Support FWS’ Endangered Listing for Captive Chimpanzees

Posted: June 12, 2013 By: Nate
Support FWS’ Endangered Listing for Captive Chimpanzees

UPDATE: The comment period is closed. In June 2015, the U.S. Fish and Wildlife Service announced it would give the same protections to chimpanzees held in captivity as it does their free-living cousins in Africa! Learn more.

In response to a rulemaking petition submitted by NEAVS, HSUS, and other organizations, the U.S. Fish and Wildlife Service (FWS) has issued a proposed rule that would increase protections for chimpanzees under the Endangered Species Act.

Read NEAVS' comments submitted to FWS here.

Currently, chimpanzees in U.S. captivity – listed only as a threatened species – are deprived of federal protection even though free-living chimpanzees in Africa are listed as endangered. This discrepancy allows for their exploitation in research and other areas of captive use.

The new proposed rule would list both captive and free-living chimpanzees as "endangered." This status would prohibit any research that does not benefit the survival of the chimpanzee species – essentially, nearly all areas of their past biomedical use for purported human health.

USFWS needs to hear from you in support of listing U.S. captive chimpanzees as endangered during its 60-day comment period.

1. Click here to add your comments in support of making the proposed endangered listing a reality!

2. Or, you can submit by mail to:

Public Comments Processing, Attn: FWS–R9–ES–2010–0086
Division of Policy and Directives Management
U.S. Fish and Wildlife Service
4401 N. Fairfax Drive, MS 2042–PDM
Arlington, VA 22203

Your polite and encouraging language can include the following:

Thank you for completing a thorough scientific review of the status of chimpanzees under the Endangered Species Act, and for proposing that all chimpanzees be listed as endangered. I support the proposed rule as it will increase protections for captive chimpanzees in the U.S. and promote species conservation in the wild.

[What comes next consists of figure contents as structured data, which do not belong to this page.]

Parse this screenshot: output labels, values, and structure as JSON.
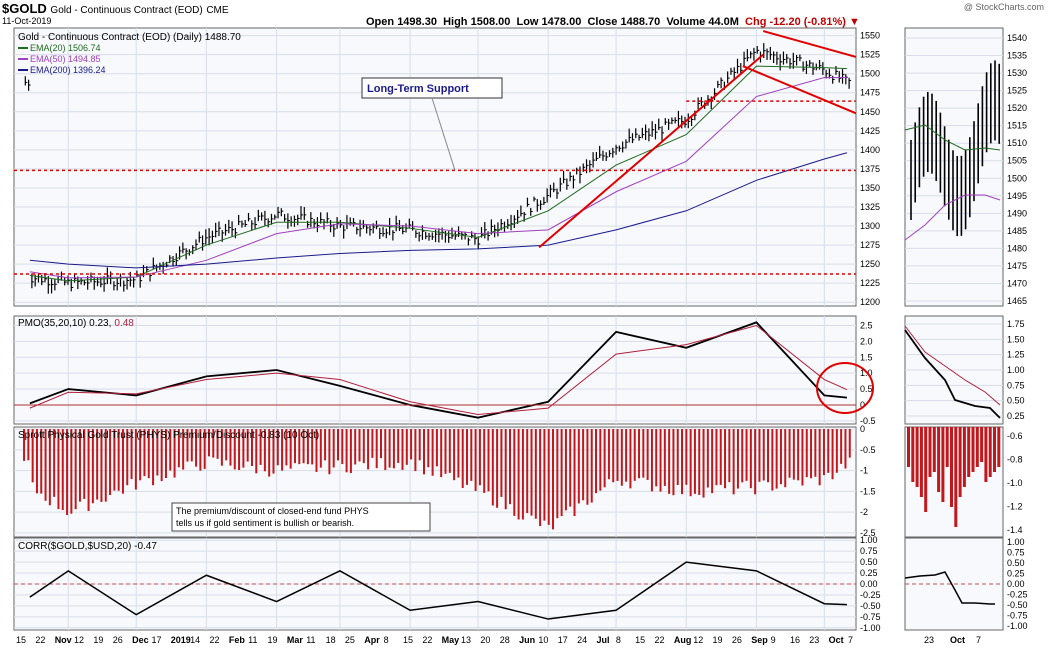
{
  "header": {
    "symbol": "$GOLD",
    "description": "Gold - Continuous Contract (EOD)",
    "exchange": "CME",
    "date": "11-Oct-2019",
    "open_label": "Open",
    "open": "1498.30",
    "high_label": "High",
    "high": "1508.00",
    "low_label": "Low",
    "low": "1478.00",
    "close_label": "Close",
    "close": "1488.70",
    "volume_label": "Volume",
    "volume": "44.0M",
    "chg_label": "Chg",
    "chg": "-12.20 (-0.81%)",
    "copyright": "@ StockCharts.com"
  },
  "colors": {
    "price_bar": "#000000",
    "ema20": "#1f6b1f",
    "ema50": "#a040c0",
    "ema200": "#1a1a8c",
    "trend": "#e00000",
    "histogram": "#c0181c",
    "pmo_signal": "#b0203a",
    "grid": "#d8dde8",
    "panel_bg": "#f8f9fc"
  },
  "chart_data": [
    {
      "type": "line",
      "panel": "price",
      "title": "Gold - Continuous Contract (EOD) (Daily) 1488.70",
      "legend": [
        {
          "name": "EMA(20) 1506.74",
          "color": "#1f6b1f"
        },
        {
          "name": "EMA(50) 1494.85",
          "color": "#a040c0"
        },
        {
          "name": "EMA(200) 1396.24",
          "color": "#1a1a8c"
        }
      ],
      "x": [
        "2018-10-15",
        "2018-11-01",
        "2018-12-01",
        "2019-01-01",
        "2019-02-01",
        "2019-03-01",
        "2019-04-01",
        "2019-05-01",
        "2019-06-01",
        "2019-07-01",
        "2019-08-01",
        "2019-09-01",
        "2019-10-01",
        "2019-10-11"
      ],
      "series": [
        {
          "values": [
            1233,
            1225,
            1230,
            1285,
            1315,
            1300,
            1295,
            1283,
            1340,
            1405,
            1440,
            1530,
            1505,
            1488.7
          ]
        },
        {
          "values": [
            1235,
            1228,
            1233,
            1275,
            1305,
            1305,
            1297,
            1285,
            1320,
            1380,
            1420,
            1510,
            1508,
            1506.74
          ]
        },
        {
          "values": [
            1240,
            1232,
            1233,
            1255,
            1290,
            1303,
            1300,
            1290,
            1295,
            1345,
            1385,
            1470,
            1495,
            1494.85
          ]
        },
        {
          "values": [
            1255,
            1250,
            1245,
            1250,
            1258,
            1264,
            1268,
            1270,
            1275,
            1295,
            1320,
            1360,
            1388,
            1396.24
          ]
        }
      ],
      "ylim": [
        1195,
        1560
      ],
      "y_ticks": [
        1200,
        1225,
        1250,
        1275,
        1300,
        1325,
        1350,
        1375,
        1400,
        1425,
        1450,
        1475,
        1500,
        1525,
        1550
      ],
      "annotations": [
        {
          "text": "Long-Term Support"
        }
      ],
      "support_levels": [
        1373,
        1237,
        1464
      ]
    },
    {
      "type": "line",
      "panel": "pmo",
      "title": "PMO(35,20,10) 0.23, 0.48",
      "title_main": "PMO(35,20,10) 0.23,",
      "title_signal": "0.48",
      "x": [
        "2018-10-15",
        "2018-11-01",
        "2018-12-01",
        "2019-01-01",
        "2019-02-01",
        "2019-03-01",
        "2019-04-01",
        "2019-05-01",
        "2019-06-01",
        "2019-07-01",
        "2019-08-01",
        "2019-09-01",
        "2019-10-01",
        "2019-10-11"
      ],
      "series": [
        {
          "values": [
            0.05,
            0.5,
            0.3,
            0.9,
            1.1,
            0.6,
            0.0,
            -0.4,
            0.1,
            2.3,
            1.8,
            2.6,
            0.3,
            0.23
          ]
        },
        {
          "values": [
            -0.1,
            0.4,
            0.35,
            0.8,
            1.0,
            0.8,
            0.1,
            -0.3,
            -0.1,
            1.6,
            1.9,
            2.5,
            0.8,
            0.48
          ]
        }
      ],
      "ylim": [
        -0.6,
        2.8
      ],
      "y_ticks": [
        -0.5,
        0.0,
        0.5,
        1.0,
        1.5,
        2.0,
        2.5
      ],
      "y_tick_labels": [
        "-0.5",
        "0",
        "0.5",
        "1.0",
        "1.5",
        "2.0",
        "2.5"
      ]
    },
    {
      "type": "bar",
      "panel": "premium",
      "title": "Sprott Physical Gold Trust (PHYS) Premium/Discount -0.83 (10 Oct)",
      "x": [
        "2018-10-15",
        "2018-11-01",
        "2018-12-01",
        "2019-01-01",
        "2019-02-01",
        "2019-03-01",
        "2019-04-01",
        "2019-05-01",
        "2019-06-01",
        "2019-07-01",
        "2019-08-01",
        "2019-09-01",
        "2019-10-01",
        "2019-10-11"
      ],
      "series": [
        {
          "values": [
            -1.4,
            -2.0,
            -1.3,
            -0.8,
            -1.0,
            -0.9,
            -0.8,
            -1.5,
            -2.4,
            -1.2,
            -1.5,
            -1.4,
            -1.2,
            -0.83
          ]
        }
      ],
      "ylim": [
        -2.6,
        0.05
      ],
      "y_ticks": [
        -2.5,
        -2.0,
        -1.5,
        -1.0,
        -0.5,
        0.0
      ],
      "annotations": [
        {
          "text": "The premium/discount of closed-end fund PHYS"
        },
        {
          "text": "tells us if gold sentiment is bullish or bearish."
        }
      ]
    },
    {
      "type": "line",
      "panel": "corr",
      "title": "CORR($GOLD,$USD,20) -0.47",
      "x": [
        "2018-10-15",
        "2018-11-01",
        "2018-12-01",
        "2019-01-01",
        "2019-02-01",
        "2019-03-01",
        "2019-04-01",
        "2019-05-01",
        "2019-06-01",
        "2019-07-01",
        "2019-08-01",
        "2019-09-01",
        "2019-10-01",
        "2019-10-11"
      ],
      "series": [
        {
          "values": [
            -0.3,
            0.3,
            -0.7,
            0.2,
            -0.4,
            0.3,
            -0.6,
            -0.4,
            -0.8,
            -0.6,
            0.5,
            0.3,
            -0.45,
            -0.47
          ]
        }
      ],
      "ylim": [
        -1.05,
        1.05
      ],
      "y_ticks": [
        -1.0,
        -0.75,
        -0.5,
        -0.25,
        0.0,
        0.25,
        0.5,
        0.75,
        1.0
      ],
      "y_tick_labels": [
        "-1.00",
        "-0.75",
        "-0.50",
        "-0.25",
        "0.00",
        "0.25",
        "0.50",
        "0.75",
        "1.00"
      ]
    },
    {
      "type": "line",
      "panel": "zoom",
      "x_labels": [
        "23",
        "Oct",
        "7"
      ],
      "price_ticks": [
        1465,
        1470,
        1475,
        1480,
        1485,
        1490,
        1495,
        1500,
        1505,
        1510,
        1515,
        1520,
        1525,
        1530,
        1535,
        1540
      ],
      "pmo_ticks": [
        "0.25",
        "0.50",
        "0.75",
        "1.00",
        "1.25",
        "1.50",
        "1.75"
      ],
      "premium_ticks": [
        "-0.6",
        "-0.8",
        "-1.0",
        "-1.2",
        "-1.4"
      ],
      "corr_ticks": [
        "-1.00",
        "-0.75",
        "-0.50",
        "-0.25",
        "0.00",
        "0.25",
        "0.50",
        "0.75",
        "1.00"
      ]
    }
  ],
  "x_axis_labels": [
    "15",
    "22",
    "Nov",
    "12",
    "19",
    "26",
    "Dec",
    "17",
    "2019",
    "14",
    "22",
    "Feb",
    "11",
    "19",
    "Mar",
    "11",
    "18",
    "25",
    "Apr",
    "8",
    "15",
    "22",
    "May",
    "13",
    "20",
    "28",
    "Jun",
    "10",
    "17",
    "24",
    "Jul",
    "8",
    "15",
    "22",
    "Aug",
    "12",
    "19",
    "26",
    "Sep",
    "9",
    "16",
    "23",
    "Oct",
    "7"
  ]
}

Captive chimpanzees have been sacrificed to research for decades in areas that had limited, no, and even dangerous or counterproductive results to human health. Up-listing them to endangered, whether in captivity or free living, would restrict their unnecessary and unproductive use in research unless it would benefit chimpanzees.

Thank you for your commitment to the survival of chimpanzees as a species, to the right of future generations of humans to know the chimpanzee, and to the humane and dignified protection of chimpanzees in U.S. captivity.

I look forward to your final, and favorable, decision.